He broke off sharply as Oliver turned from the cage.

"I'm truly sorry, Mr. Furnay," Oliver apologized. "If there's anything I can do ... a dressing for Bivins' leg—"

Mr. Furnay gathered himself with an effort. "It is nothing, a scratch that will heal quickly. But my bear—you will come to see him at once?"

At another time, the thought of absenting himself without due notice to his Aunt Katisha and Glenna would have prompted Oliver to refuse; but the present moment called more for diplomacy than for convention. Better to suffer matriarchal displeasure, he thought, than to risk a damage suit by a millionaire.

"I'll come at once," Oliver said. "I owe you that, I think, after the fright Champ gave you."

And, belatedly, the realization that he might handle a bear—a great, live, lumbering bear!—surged up inside him to titillate his old boyhood yearning. Perhaps it was as well that his aunt and sister were away; this chance to exercise his natural skill at dealing with animals was too precious to decline.
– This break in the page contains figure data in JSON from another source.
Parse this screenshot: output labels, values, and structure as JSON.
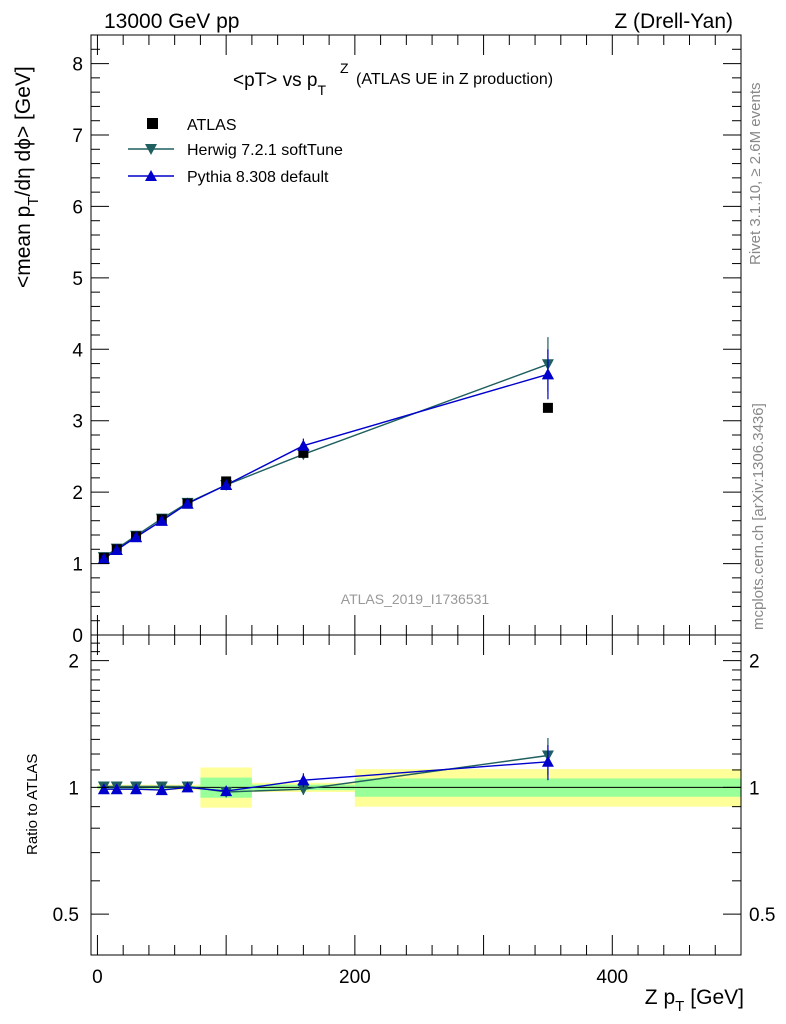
{
  "header": {
    "left": "13000 GeV pp",
    "right": "Z (Drell-Yan)"
  },
  "side_labels": {
    "rivet": "Rivet 3.1.10, ≥ 2.6M events",
    "mcplots": "mcplots.cern.ch [arXiv:1306.3436]"
  },
  "watermark": "ATLAS_2019_I1736531",
  "colors": {
    "atlas": "#000000",
    "herwig": "#1f5f5f",
    "pythia": "#0000cc",
    "band_inner": "#99ff99",
    "band_outer": "#ffff99"
  },
  "chart_data": [
    {
      "type": "scatter",
      "title_main": "<pT> vs p",
      "title_sup": "Z",
      "title_sub": "T",
      "title_suffix": "(ATLAS UE in Z production)",
      "ylabel_main": "<mean p",
      "ylabel_sub": "T",
      "ylabel_rest": "/dη dϕ> [GeV]",
      "xlim": [
        -5,
        500
      ],
      "ylim": [
        0,
        8.4
      ],
      "yticks": [
        1,
        2,
        3,
        4,
        5,
        6,
        7,
        8
      ],
      "ytick_labels": [
        "1",
        "2",
        "3",
        "4",
        "5",
        "6",
        "7",
        "8"
      ],
      "ytick_zero_label": "0",
      "legend_position": "top-left",
      "series": [
        {
          "name": "ATLAS",
          "marker": "square",
          "x": [
            5,
            15,
            30,
            50,
            70,
            100,
            160,
            350
          ],
          "y": [
            1.08,
            1.2,
            1.38,
            1.62,
            1.84,
            2.15,
            2.55,
            3.18
          ]
        },
        {
          "name": "Herwig 7.2.1 softTune",
          "marker": "triangle-down",
          "x": [
            5,
            15,
            30,
            50,
            70,
            100,
            160,
            350
          ],
          "y": [
            1.09,
            1.21,
            1.39,
            1.63,
            1.85,
            2.1,
            2.53,
            3.79
          ],
          "yerr": [
            0.01,
            0.01,
            0.01,
            0.02,
            0.02,
            0.03,
            0.07,
            0.38
          ]
        },
        {
          "name": "Pythia 8.308 default",
          "marker": "triangle-up",
          "x": [
            5,
            15,
            30,
            50,
            70,
            100,
            160,
            350
          ],
          "y": [
            1.07,
            1.19,
            1.37,
            1.6,
            1.84,
            2.1,
            2.65,
            3.65
          ],
          "yerr": [
            0.01,
            0.01,
            0.01,
            0.02,
            0.02,
            0.03,
            0.1,
            0.35
          ]
        }
      ]
    },
    {
      "type": "scatter",
      "ylabel": "Ratio to ATLAS",
      "xlabel_main": "Z p",
      "xlabel_sub": "T",
      "xlabel_rest": "[GeV]",
      "xlim": [
        -5,
        500
      ],
      "ylim": [
        0.4,
        2.3
      ],
      "yscale": "log",
      "yticks": [
        0.5,
        1,
        2
      ],
      "ytick_labels": [
        "0.5",
        "1",
        "2"
      ],
      "xticks": [
        0,
        200,
        400
      ],
      "xtick_labels": [
        "0",
        "200",
        "400"
      ],
      "bands": [
        {
          "x0": 0,
          "x1": 80,
          "inner": [
            0.992,
            1.008
          ],
          "outer": [
            0.985,
            1.015
          ]
        },
        {
          "x0": 80,
          "x1": 120,
          "inner": [
            0.945,
            1.055
          ],
          "outer": [
            0.895,
            1.115
          ]
        },
        {
          "x0": 120,
          "x1": 200,
          "inner": [
            0.985,
            1.015
          ],
          "outer": [
            0.975,
            1.025
          ]
        },
        {
          "x0": 200,
          "x1": 500,
          "inner": [
            0.95,
            1.05
          ],
          "outer": [
            0.9,
            1.105
          ]
        }
      ],
      "series": [
        {
          "name": "Herwig 7.2.1 softTune",
          "marker": "triangle-down",
          "x": [
            5,
            15,
            30,
            50,
            70,
            100,
            160,
            350
          ],
          "y": [
            1.005,
            1.005,
            1.005,
            1.005,
            1.005,
            0.975,
            0.99,
            1.19
          ],
          "yerr": [
            0.005,
            0.005,
            0.005,
            0.01,
            0.01,
            0.015,
            0.03,
            0.12
          ]
        },
        {
          "name": "Pythia 8.308 default",
          "marker": "triangle-up",
          "x": [
            5,
            15,
            30,
            50,
            70,
            100,
            160,
            350
          ],
          "y": [
            0.99,
            0.99,
            0.99,
            0.985,
            1.0,
            0.98,
            1.04,
            1.15
          ],
          "yerr": [
            0.005,
            0.005,
            0.005,
            0.01,
            0.01,
            0.015,
            0.04,
            0.11
          ]
        }
      ]
    }
  ]
}
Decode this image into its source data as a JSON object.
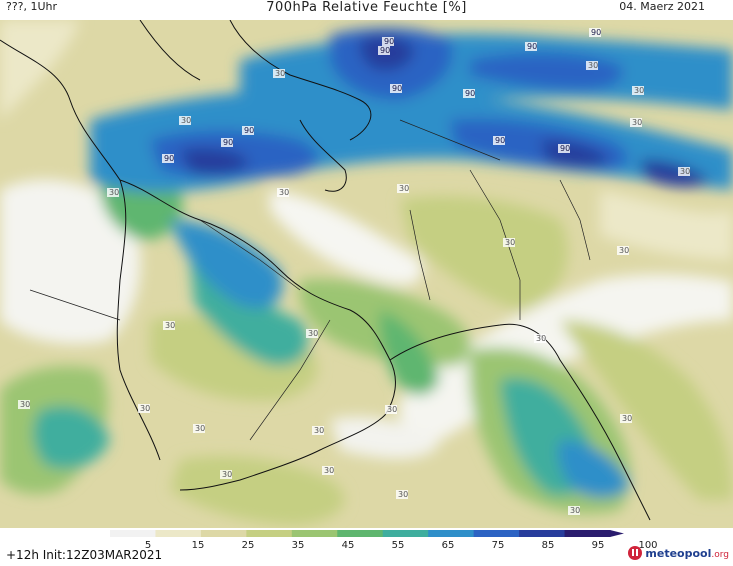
{
  "header": {
    "left": "???, 1Uhr",
    "title": "700hPa Relative Feuchte [%]",
    "date": "04. Maerz 2021"
  },
  "footer": {
    "run": "+12h Init:12Z03MAR2021",
    "logo_name": "meteopool",
    "logo_suffix": ".org"
  },
  "legend": {
    "unit": "%",
    "ticks": [
      "5",
      "15",
      "25",
      "35",
      "45",
      "55",
      "65",
      "75",
      "85",
      "95",
      "100"
    ],
    "colors": [
      "#f2f2f2",
      "#ece8c8",
      "#ddd8a6",
      "#c5cf82",
      "#9bc572",
      "#5fb66f",
      "#3fae9e",
      "#2f8fc9",
      "#2c63c3",
      "#283d9c",
      "#2a1c6e"
    ]
  },
  "map": {
    "contour_labels": [
      "90",
      "90",
      "90",
      "90",
      "90",
      "90",
      "90",
      "90",
      "90",
      "90",
      "90",
      "30",
      "30",
      "30",
      "30",
      "30",
      "30",
      "30",
      "30",
      "30",
      "30",
      "30",
      "30",
      "30",
      "30",
      "30",
      "30",
      "30",
      "30",
      "30",
      "30",
      "30",
      "30",
      "30",
      "30"
    ]
  },
  "colors": {
    "very_dry": "#ffffff",
    "dry": "#ece8c8",
    "moderate": "#c5cf82",
    "moist": "#5fb66f",
    "wet": "#2c63c3",
    "saturated": "#2a1c6e"
  }
}
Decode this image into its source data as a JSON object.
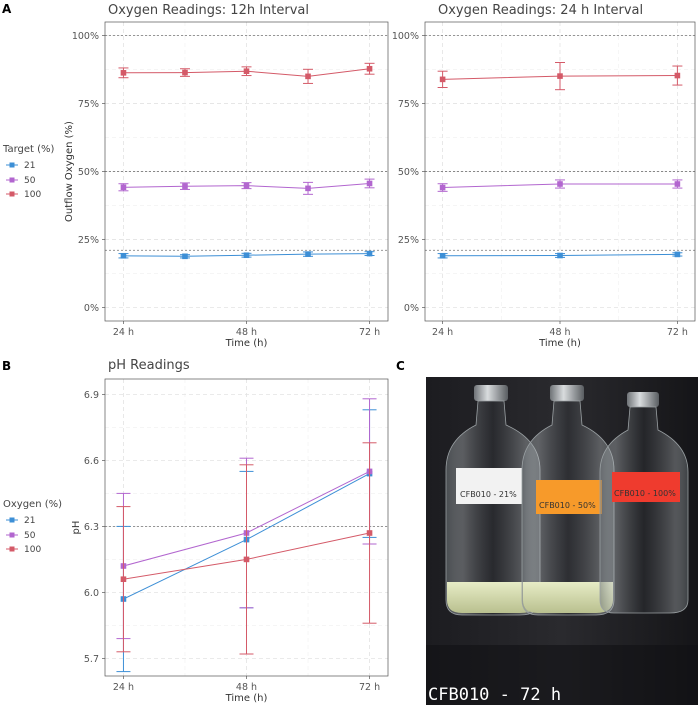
{
  "panels": {
    "a": "A",
    "b": "B",
    "c": "C"
  },
  "colors": {
    "s21": "#3d8fd6",
    "s50": "#b266cf",
    "s100": "#d45a68"
  },
  "chart_data": [
    {
      "id": "o12",
      "type": "line",
      "title": "Oxygen Readings: 12h Interval",
      "xlabel": "Time (h)",
      "ylabel": "Outflow Oxygen (%)",
      "xlim": [
        20.4,
        75.6
      ],
      "ylim": [
        -5,
        105
      ],
      "x_ticks": [
        24,
        48,
        72
      ],
      "x_tick_labels": [
        "24 h",
        "48 h",
        "72 h"
      ],
      "y_ticks": [
        0,
        25,
        50,
        75,
        100
      ],
      "y_tick_labels": [
        "0%",
        "25%",
        "50%",
        "75%",
        "100%"
      ],
      "reference_lines": [
        21,
        50,
        100
      ],
      "series": [
        {
          "name": "21",
          "x": [
            24,
            36,
            48,
            60,
            72
          ],
          "y": [
            19,
            18.8,
            19.2,
            19.6,
            19.8
          ],
          "err": [
            0.8,
            0.6,
            0.7,
            0.8,
            0.7
          ]
        },
        {
          "name": "50",
          "x": [
            24,
            36,
            48,
            60,
            72
          ],
          "y": [
            44.2,
            44.6,
            44.8,
            43.8,
            45.6
          ],
          "err": [
            1.3,
            1.2,
            1.1,
            2.2,
            1.6
          ]
        },
        {
          "name": "100",
          "x": [
            24,
            36,
            48,
            60,
            72
          ],
          "y": [
            86.3,
            86.4,
            86.9,
            85,
            87.8
          ],
          "err": [
            1.8,
            1.4,
            1.6,
            2.6,
            2
          ]
        }
      ]
    },
    {
      "id": "o24",
      "type": "line",
      "title": "Oxygen Readings: 24 h Interval",
      "xlabel": "Time (h)",
      "ylabel": "",
      "xlim": [
        20.4,
        75.6
      ],
      "ylim": [
        -5,
        105
      ],
      "x_ticks": [
        24,
        48,
        72
      ],
      "x_tick_labels": [
        "24 h",
        "48 h",
        "72 h"
      ],
      "y_ticks": [
        0,
        25,
        50,
        75,
        100
      ],
      "y_tick_labels": [
        "0%",
        "25%",
        "50%",
        "75%",
        "100%"
      ],
      "reference_lines": [
        21,
        50,
        100
      ],
      "series": [
        {
          "name": "21",
          "x": [
            24,
            48,
            72
          ],
          "y": [
            19,
            19.1,
            19.5
          ],
          "err": [
            0.8,
            0.7,
            0.6
          ]
        },
        {
          "name": "50",
          "x": [
            24,
            48,
            72
          ],
          "y": [
            44.1,
            45.4,
            45.4
          ],
          "err": [
            1.4,
            1.5,
            1.5
          ]
        },
        {
          "name": "100",
          "x": [
            24,
            48,
            72
          ],
          "y": [
            83.9,
            85.1,
            85.3
          ],
          "err": [
            3.0,
            5.0,
            3.5
          ]
        }
      ]
    },
    {
      "id": "ph",
      "type": "line",
      "title": "pH Readings",
      "xlabel": "Time (h)",
      "ylabel": "pH",
      "xlim": [
        20.4,
        75.6
      ],
      "ylim": [
        5.62,
        6.97
      ],
      "x_ticks": [
        24,
        48,
        72
      ],
      "x_tick_labels": [
        "24 h",
        "48 h",
        "72 h"
      ],
      "y_ticks": [
        5.7,
        6.0,
        6.3,
        6.6,
        6.9
      ],
      "y_tick_labels": [
        "5.7",
        "6.0",
        "6.3",
        "6.6",
        "6.9"
      ],
      "reference_lines": [
        6.3
      ],
      "series": [
        {
          "name": "21",
          "x": [
            24,
            48,
            72
          ],
          "y": [
            5.97,
            6.24,
            6.54
          ],
          "err": [
            0.33,
            0.31,
            0.29
          ]
        },
        {
          "name": "50",
          "x": [
            24,
            48,
            72
          ],
          "y": [
            6.12,
            6.27,
            6.55
          ],
          "err": [
            0.33,
            0.34,
            0.33
          ]
        },
        {
          "name": "100",
          "x": [
            24,
            48,
            72
          ],
          "y": [
            6.06,
            6.15,
            6.27
          ],
          "err": [
            0.33,
            0.43,
            0.41
          ]
        }
      ]
    }
  ],
  "legends": {
    "target": {
      "title": "Target (%)",
      "items": [
        "21",
        "50",
        "100"
      ]
    },
    "oxygen": {
      "title": "Oxygen (%)",
      "items": [
        "21",
        "50",
        "100"
      ]
    }
  },
  "photo": {
    "caption": "CFB010 - 72 h",
    "bottle_labels": [
      "CFB010 - 21%",
      "CFB010 - 50%",
      "CFB010 - 100%"
    ],
    "label_colors": [
      "#f2f2f2",
      "#f79a2a",
      "#ef3b2e"
    ]
  }
}
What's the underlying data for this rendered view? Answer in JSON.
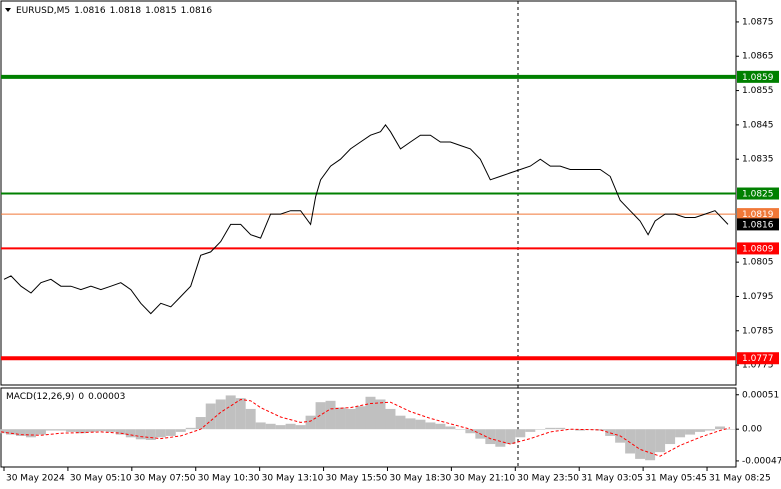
{
  "chart_data": [
    {
      "type": "line",
      "title": "EURUSD,M5",
      "ohlc": [
        1.0816,
        1.0818,
        1.0815,
        1.0816
      ],
      "x": [
        1.5,
        5,
        10,
        15,
        20,
        25,
        30,
        35,
        40,
        45,
        50,
        55,
        60,
        65,
        70,
        75,
        80,
        85,
        90,
        95,
        100,
        105,
        110,
        115,
        120,
        125,
        130,
        135,
        140,
        145,
        150,
        155,
        157.5,
        160,
        165,
        170,
        175,
        180,
        185,
        190,
        192.5,
        195,
        200,
        205,
        210,
        215,
        220,
        225,
        230,
        235,
        240,
        245,
        250,
        255,
        260,
        265,
        270,
        275,
        280,
        285,
        290,
        295,
        300,
        305,
        310,
        315,
        320,
        324,
        327.5,
        332.5,
        337.5,
        342.5,
        347.5,
        352.5,
        357.5,
        364
      ],
      "values": [
        1.08,
        1.0801,
        1.0798,
        1.0796,
        1.0799,
        1.08,
        1.0798,
        1.0798,
        1.0797,
        1.0798,
        1.0797,
        1.0798,
        1.0799,
        1.0797,
        1.0793,
        1.079,
        1.0793,
        1.0792,
        1.0795,
        1.0798,
        1.0807,
        1.0808,
        1.0811,
        1.0816,
        1.0816,
        1.0813,
        1.0812,
        1.0819,
        1.0819,
        1.082,
        1.082,
        1.0816,
        1.0824,
        1.0829,
        1.0833,
        1.0835,
        1.0838,
        1.084,
        1.0842,
        1.0843,
        1.0845,
        1.0843,
        1.0838,
        1.084,
        1.0842,
        1.0842,
        1.084,
        1.084,
        1.0839,
        1.0838,
        1.0835,
        1.0829,
        1.083,
        1.0831,
        1.0832,
        1.0833,
        1.0835,
        1.0833,
        1.0833,
        1.0832,
        1.0832,
        1.0832,
        1.0832,
        1.083,
        1.0823,
        1.082,
        1.0817,
        1.0813,
        1.0817,
        1.0819,
        1.0819,
        1.0818,
        1.0818,
        1.0819,
        1.082,
        1.0816
      ],
      "color": "#000000",
      "xlim": [
        0,
        368
      ],
      "ylim": [
        1.07692,
        1.08811
      ],
      "yticks": [
        1.0775,
        1.0785,
        1.0795,
        1.0805,
        1.0835,
        1.0845,
        1.0855,
        1.0865,
        1.0875
      ],
      "levels": [
        {
          "value": 1.0859,
          "color": "#008000",
          "line_width": 4
        },
        {
          "value": 1.0825,
          "color": "#008000",
          "line_width": 2
        },
        {
          "value": 1.0819,
          "color": "#f07838",
          "line_width": 1
        },
        {
          "value": 1.0809,
          "color": "#ff0000",
          "line_width": 2
        },
        {
          "value": 1.0777,
          "color": "#ff0000",
          "line_width": 4
        }
      ],
      "grid": false
    },
    {
      "type": "macd",
      "title": "MACD(12,26,9)",
      "readings": [
        -0.0,
        3e-05
      ],
      "histogram": {
        "color": "#c0c0c0",
        "x": [
          0,
          5,
          10,
          15,
          20,
          25,
          30,
          35,
          40,
          45,
          50,
          55,
          60,
          65,
          70,
          75,
          80,
          85,
          90,
          95,
          100,
          105,
          110,
          115,
          120,
          125,
          130,
          135,
          140,
          145,
          150,
          155,
          160,
          165,
          170,
          175,
          180,
          185,
          190,
          195,
          200,
          205,
          210,
          215,
          220,
          225,
          230,
          235,
          240,
          245,
          250,
          255,
          260,
          265,
          270,
          275,
          280,
          285,
          290,
          295,
          300,
          305,
          310,
          315,
          320,
          325,
          330,
          335,
          340,
          345,
          350,
          355,
          360,
          365
        ],
        "values": [
          -6e-05,
          -8e-05,
          -0.0001,
          -0.00012,
          -8e-05,
          -2e-05,
          -2e-05,
          -4e-05,
          -6e-05,
          -4e-05,
          -3e-05,
          -4e-05,
          -8e-05,
          -0.00012,
          -0.00015,
          -0.00016,
          -0.00012,
          -0.0001,
          -4e-05,
          2e-05,
          0.00018,
          0.00038,
          0.00044,
          0.0005,
          0.00046,
          0.0003,
          0.0001,
          8e-05,
          6e-05,
          8e-05,
          6e-05,
          0.0002,
          0.0004,
          0.00042,
          0.00032,
          0.0003,
          0.00034,
          0.00048,
          0.00044,
          0.0003,
          0.0002,
          0.00016,
          0.00014,
          0.0001,
          8e-05,
          4e-05,
          0,
          -6e-05,
          -0.00014,
          -0.00022,
          -0.00026,
          -0.00022,
          -0.00012,
          -4e-05,
          0,
          2e-05,
          2e-05,
          0,
          -2e-05,
          0,
          -2e-05,
          -0.0001,
          -0.0002,
          -0.00036,
          -0.00044,
          -0.00046,
          -0.00034,
          -0.00022,
          -0.00012,
          -8e-05,
          -4e-05,
          -2e-05,
          4e-05,
          0
        ]
      },
      "signal": {
        "color": "#ff0000",
        "x": [
          0,
          10,
          20,
          30,
          40,
          50,
          60,
          70,
          80,
          90,
          100,
          110,
          120,
          125,
          130,
          140,
          150,
          155,
          165,
          175,
          185,
          195,
          205,
          215,
          225,
          235,
          245,
          255,
          265,
          275,
          285,
          300,
          310,
          320,
          330,
          340,
          350,
          360,
          365
        ],
        "values": [
          -4e-05,
          -8e-05,
          -9e-05,
          -6e-05,
          -5e-05,
          -4e-05,
          -6e-05,
          -0.00011,
          -0.00014,
          -0.0001,
          0,
          0.00025,
          0.00044,
          0.00042,
          0.00032,
          0.00018,
          0.0001,
          0.00012,
          0.0003,
          0.00032,
          0.00038,
          0.0004,
          0.00026,
          0.00016,
          8e-05,
          0,
          -0.00014,
          -0.00022,
          -0.00014,
          -4e-05,
          0,
          -1e-05,
          -0.0001,
          -0.0003,
          -0.0004,
          -0.00024,
          -0.00012,
          -2e-05,
          2e-05
        ]
      },
      "xlim": [
        0,
        368
      ],
      "ylim": [
        -0.00056,
        0.00061
      ],
      "yticks": [
        -0.00047,
        {
          "value": 0,
          "label": "0.00"
        },
        0.00051
      ],
      "xticks": [
        {
          "value": 1.5,
          "label": "30 May 2024"
        },
        {
          "value": 33.5,
          "label": "30 May 05:10"
        },
        {
          "value": 65.5,
          "label": "30 May 07:50"
        },
        {
          "value": 97.5,
          "label": "30 May 10:30"
        },
        {
          "value": 129.5,
          "label": "30 May 13:10"
        },
        {
          "value": 161.5,
          "label": "30 May 15:50"
        },
        {
          "value": 193.5,
          "label": "30 May 18:30"
        },
        {
          "value": 225.5,
          "label": "30 May 21:10"
        },
        {
          "value": 257.5,
          "label": "30 May 23:50"
        },
        {
          "value": 289.5,
          "label": "31 May 03:05"
        },
        {
          "value": 321.5,
          "label": "31 May 05:45"
        },
        {
          "value": 353.5,
          "label": "31 May 08:25"
        }
      ]
    }
  ]
}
"Of course I won't guarantee a cure," Oliver said, qualifying his promise, "because I've never diagnosed such a case. But I think I can help your bear."

Oddly enough, he was almost sure that he could. Oliver, in his younger days, had read a great deal on the care and treatment of circus animals, and the symptoms in this instance had a familiar sound. Mr. Furnay's bear, he thought, in all probability had worms.

The Furnay town car purred away, leaving Oliver to marvel at his own daring while he collected the instruments and medicines he might need.